CALIFORNIA PROPOSITION 65
California Proposition 65 (“Prop 65”) mandates notices and or warning labels (“Warning Labels”) for consumer products sold in California that contain certain chemicals. Majestic Steel has determined that some of the Material it offers for sale may contain such chemicals (“Prop 65 Material”). A Prop 65 warning is contained on Majestic Steel’s packing list (the “Packing List”) for all Material, although some Material is not covered by Prop 65. In order that Majestic Steel and Buyer may be in compliance with Prop 65, Buyer represents, warrants and covenants:
- Buyer acknowledges that it will ensure that it and its non-retail customers fully comply with Prop 65.
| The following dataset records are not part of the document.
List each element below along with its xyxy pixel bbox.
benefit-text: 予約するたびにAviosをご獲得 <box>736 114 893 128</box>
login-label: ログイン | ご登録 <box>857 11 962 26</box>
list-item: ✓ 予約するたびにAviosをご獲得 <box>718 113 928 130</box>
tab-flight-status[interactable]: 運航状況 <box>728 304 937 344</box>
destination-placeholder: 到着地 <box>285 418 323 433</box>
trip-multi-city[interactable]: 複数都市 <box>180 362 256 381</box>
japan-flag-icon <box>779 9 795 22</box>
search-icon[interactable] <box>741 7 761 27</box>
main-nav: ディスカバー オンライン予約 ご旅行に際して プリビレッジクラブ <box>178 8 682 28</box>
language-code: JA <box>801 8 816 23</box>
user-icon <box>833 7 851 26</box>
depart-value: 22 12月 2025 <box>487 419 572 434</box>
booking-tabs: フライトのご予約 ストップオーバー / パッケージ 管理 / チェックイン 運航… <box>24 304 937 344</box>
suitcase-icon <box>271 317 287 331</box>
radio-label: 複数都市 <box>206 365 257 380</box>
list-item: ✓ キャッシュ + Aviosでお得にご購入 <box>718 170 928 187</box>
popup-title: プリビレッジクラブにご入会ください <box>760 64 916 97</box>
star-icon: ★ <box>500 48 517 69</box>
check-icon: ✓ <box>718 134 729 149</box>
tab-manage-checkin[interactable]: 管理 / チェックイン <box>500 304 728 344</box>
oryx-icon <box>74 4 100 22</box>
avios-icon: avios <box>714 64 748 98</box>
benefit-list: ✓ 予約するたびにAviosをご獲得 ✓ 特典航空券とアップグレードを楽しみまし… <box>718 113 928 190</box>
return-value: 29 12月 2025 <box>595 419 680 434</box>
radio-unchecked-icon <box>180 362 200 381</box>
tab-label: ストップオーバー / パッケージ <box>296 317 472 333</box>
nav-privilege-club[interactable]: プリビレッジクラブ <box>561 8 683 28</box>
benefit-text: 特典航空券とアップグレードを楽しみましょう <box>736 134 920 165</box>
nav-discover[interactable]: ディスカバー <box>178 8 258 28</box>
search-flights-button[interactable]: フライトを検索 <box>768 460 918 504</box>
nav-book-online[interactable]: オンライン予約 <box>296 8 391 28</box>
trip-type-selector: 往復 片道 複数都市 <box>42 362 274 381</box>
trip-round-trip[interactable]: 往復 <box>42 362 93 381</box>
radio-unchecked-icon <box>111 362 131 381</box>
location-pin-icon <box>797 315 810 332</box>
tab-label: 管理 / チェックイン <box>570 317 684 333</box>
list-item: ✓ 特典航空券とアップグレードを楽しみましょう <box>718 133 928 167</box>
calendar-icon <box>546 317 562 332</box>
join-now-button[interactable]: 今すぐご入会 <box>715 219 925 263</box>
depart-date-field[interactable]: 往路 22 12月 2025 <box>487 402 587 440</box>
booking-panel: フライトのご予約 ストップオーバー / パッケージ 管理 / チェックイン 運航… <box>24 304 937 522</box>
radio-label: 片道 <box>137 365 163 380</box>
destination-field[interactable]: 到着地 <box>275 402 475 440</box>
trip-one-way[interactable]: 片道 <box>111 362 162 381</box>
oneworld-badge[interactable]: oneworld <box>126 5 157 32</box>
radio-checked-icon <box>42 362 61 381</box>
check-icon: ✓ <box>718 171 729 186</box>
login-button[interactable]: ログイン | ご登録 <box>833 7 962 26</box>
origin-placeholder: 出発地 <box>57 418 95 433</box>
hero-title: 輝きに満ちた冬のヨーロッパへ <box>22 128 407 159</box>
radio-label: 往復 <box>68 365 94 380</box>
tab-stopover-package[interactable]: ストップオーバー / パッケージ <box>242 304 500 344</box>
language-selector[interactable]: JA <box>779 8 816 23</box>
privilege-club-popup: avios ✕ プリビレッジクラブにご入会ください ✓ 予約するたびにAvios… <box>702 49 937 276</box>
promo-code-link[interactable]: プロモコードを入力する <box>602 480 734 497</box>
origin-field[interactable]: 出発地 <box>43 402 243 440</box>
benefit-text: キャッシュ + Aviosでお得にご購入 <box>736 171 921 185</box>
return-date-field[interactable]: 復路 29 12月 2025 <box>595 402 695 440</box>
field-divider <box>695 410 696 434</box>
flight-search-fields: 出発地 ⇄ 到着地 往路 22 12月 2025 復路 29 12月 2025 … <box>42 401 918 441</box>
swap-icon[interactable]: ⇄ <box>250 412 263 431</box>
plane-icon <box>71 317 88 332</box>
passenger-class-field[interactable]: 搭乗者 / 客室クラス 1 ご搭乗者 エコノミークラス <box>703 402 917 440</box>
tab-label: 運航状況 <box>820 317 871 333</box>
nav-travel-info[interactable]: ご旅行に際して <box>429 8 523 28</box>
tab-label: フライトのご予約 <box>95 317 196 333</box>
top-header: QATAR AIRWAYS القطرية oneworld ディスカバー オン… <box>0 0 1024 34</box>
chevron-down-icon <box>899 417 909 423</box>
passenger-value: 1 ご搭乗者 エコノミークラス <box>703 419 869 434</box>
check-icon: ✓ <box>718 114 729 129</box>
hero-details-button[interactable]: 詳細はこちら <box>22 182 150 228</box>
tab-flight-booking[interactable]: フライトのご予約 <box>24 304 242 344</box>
- Buyer shall not sell (whether directly or via Internet) Prop 65 Material on a retail-basis in California without providing advance notice to Majestic, obtaining Warning Labels, and affixing Warning Labels on all Prop 65 Material before it is sold in California.
- Upon notice from Buyer that Buyer is selling or intends to sell Prop 65 Material on a retail-basis in California, Majestic Steel will provide Warning Labels to Buyer.
- Buyer will immediately notify Majestic Steel if it subsequently determines that Majestic Steel-supplied Prop 65 Material was previously sold on a retail-basis in California.
- Buyer will not directly or indirectly sell in California, or place in commerce for sale in California on a retail-basis, Prop 65 Material if the attached Warning Labels have been removed, tampered with or obscured in any way.
- Buyer will immediately notify Majestic Steel (via email to: email@example.com) if it receives a notice that it is accused of selling any Material in violation of Prop 65. Buyer acknowledges and agrees that Majestic Steel does not have a legal duty to respond to the notice.
- Buyer will indemnify and hold harmless Majestic Steel for all damages, costs and penalties, including legal expenses and attorneys’ fees, for any violation of the terms of this section, and/or any action brought by Majestic Steel relating to Buyer’s actions or omissions under this section.